Since the mid-1990s, the 55-year-old has been at the helm of renowned treif Tel Aviv restaurants Bindella and Mul Yam, so when he resurfaced this past winter as the head chef at the David Intercontinental’s new upscale — and decidedly kosher — restaurant, nomi, in Tel Aviv, it sent shockwaves through the culinary classes. 

“People asked how on earth did the King of Shrimps get to cooking kosher?” Nitzan said, laughing. But the chef thrives on finding creative workarounds for buttery risotto (Jerusalem artichoke cream) and asparagus tempura without the heads (which, according to his kashrut supervisor, are bug-ridden). He also loves that a whole new audience can now enjoy his food. 

“In the past, I’d feed prime ministers and now the supervisor might tell me there’s a really big rabbi at [a] table.” And, he adds, the benefits of cooking in a 550-room hotel far outweigh any kosher considerations. Nitzan isn’t limited to the quality and price of the ingredients he orders because the costs get swallowed up in the hotel’s own orders. It’s a luxury that not many chefs can afford these days. 

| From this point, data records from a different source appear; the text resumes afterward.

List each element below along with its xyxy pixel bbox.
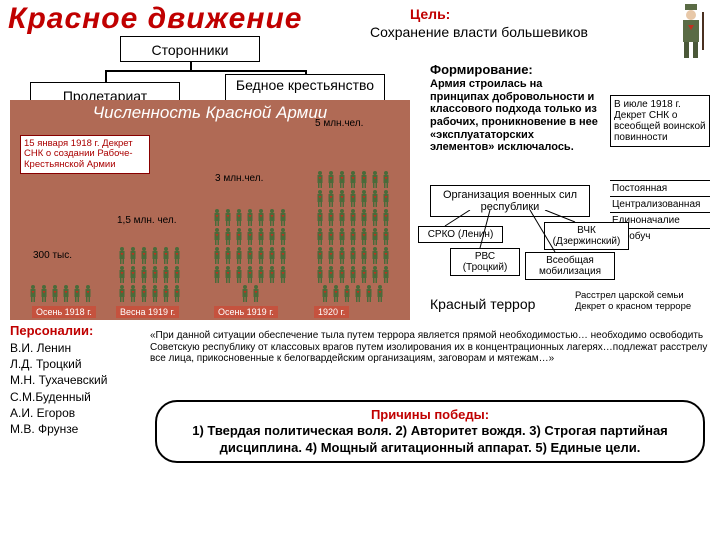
army-chart: Численность Красной Армии 15 января 1918… <box>10 100 410 320</box>
org-rvs: РВС (Троцкий) <box>450 248 520 276</box>
org-srko: СРКО (Ленин) <box>418 226 503 243</box>
page-title: Красное движение <box>8 2 303 36</box>
tree-line <box>190 62 192 70</box>
formation-heading: Формирование: <box>430 62 533 77</box>
tree-line <box>105 70 107 82</box>
victory-body: 1) Твердая политическая воля. 2) Авторит… <box>192 423 668 454</box>
soldier-icon <box>667 0 715 60</box>
tree-line <box>305 70 307 74</box>
tree-root: Сторонники <box>120 36 260 62</box>
decree-right: В июле 1918 г. Декрет СНК о всеобщей вои… <box>610 95 710 147</box>
org-vchk: ВЧК (Дзержинский) <box>544 222 629 250</box>
tree-line <box>105 70 305 72</box>
formation-text: Армия строилась на принципах добровольно… <box>430 78 600 154</box>
victory-box: Причины победы: 1) Твердая политическая … <box>155 400 705 463</box>
terror-heading: Красный террор <box>430 296 535 312</box>
personalities-list: В.И. ЛенинЛ.Д. ТроцкийМ.Н. ТухачевскийС.… <box>10 340 107 437</box>
org-mobil: Всеобщая мобилизация <box>525 252 615 280</box>
goal-heading: Цель: <box>410 6 450 22</box>
goal-text: Сохранение власти большевиков <box>370 24 670 40</box>
chart-decree: 15 января 1918 г. Декрет СНК о создании … <box>20 135 150 174</box>
terror-right: Расстрел царской семьи Декрет о красном … <box>575 290 715 313</box>
victory-heading: Причины победы: <box>371 407 489 422</box>
org-root: Организация военных сил республики <box>430 185 590 217</box>
terror-quote: «При данной ситуации обеспечение тыла пу… <box>150 330 710 365</box>
personalities-heading: Персоналии: <box>10 323 93 338</box>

Nitzan comes from a family where celebrations and holidays always involved a family get-together, either at a restaurant or at his mother’s house. To this day, Nitzan, his children and grandchildren and all their cousins gather every week at his mother’s house in northern Israel on Friday night. At 84, she still cooks up a perfect storm. 

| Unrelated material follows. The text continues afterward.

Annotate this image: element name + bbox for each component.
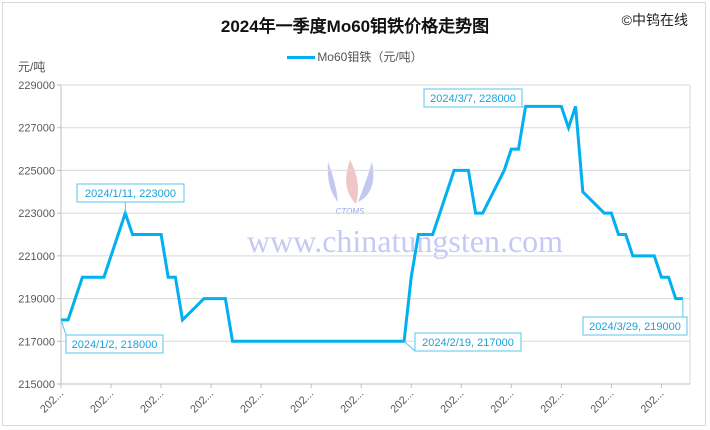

Although Nitzan never cooked with her when he was young, he inherited her attention to detail — the result of her yekkeh roots. He learned to cook while serving in the Israeli air force and living on his own.

After finishing his military service, Nitzan enrolled in a year’s preparatory course at Haifa’s prestigious Technion. He was accepted into the university to study mechanical engineering but his heart just wasn’t in it. “I didn’t have the passion of the other students. I felt like an outsider,” he said. It was his then-girlfriend (who later became his wife) who “saved” him by encouraging him to go to culinary school. After finishing his studies, Nitzan worked at a high-end Italian restaurant in Tel Aviv. Famed chefs Jonathan Roshfeld and Israel Aharoni poached Nitzan for their acclaimed restaurant, Tapuah Zahav. Roshfeld eventually took Nitzan with him to Mul Yam. During his time as head chef, Nitzan traveled once a year for apprenticeships in Michelin-starred restaurants all over the world.

“People asked how on earth did the King of Shrimps get to cooking kosher?”

Mul Yam famously marked the end of its illustrious run after it was destroyed in a fire in 2015,  but Nitzan recalls there were plenty of adrenalin-filled escapades before then. He said on more than one occasion, the electricity went out — to the delight of the diners and the horror of the kitchen staff. Candles were hastily lit, handwritten ticket orders were squinted at, and meal prep was MacGyvered by harried sous chefs in a kitchen illuminated by the headlights of Nitzan’s car.

Yet even when things run smoothly, Nitzan says he’s still filled with trepidation before a service. “Think about it this way. A sculptor makes a sculpture, reaches his peak and that’s it,” he said. “I need to reach my peak every afternoon and every evening.”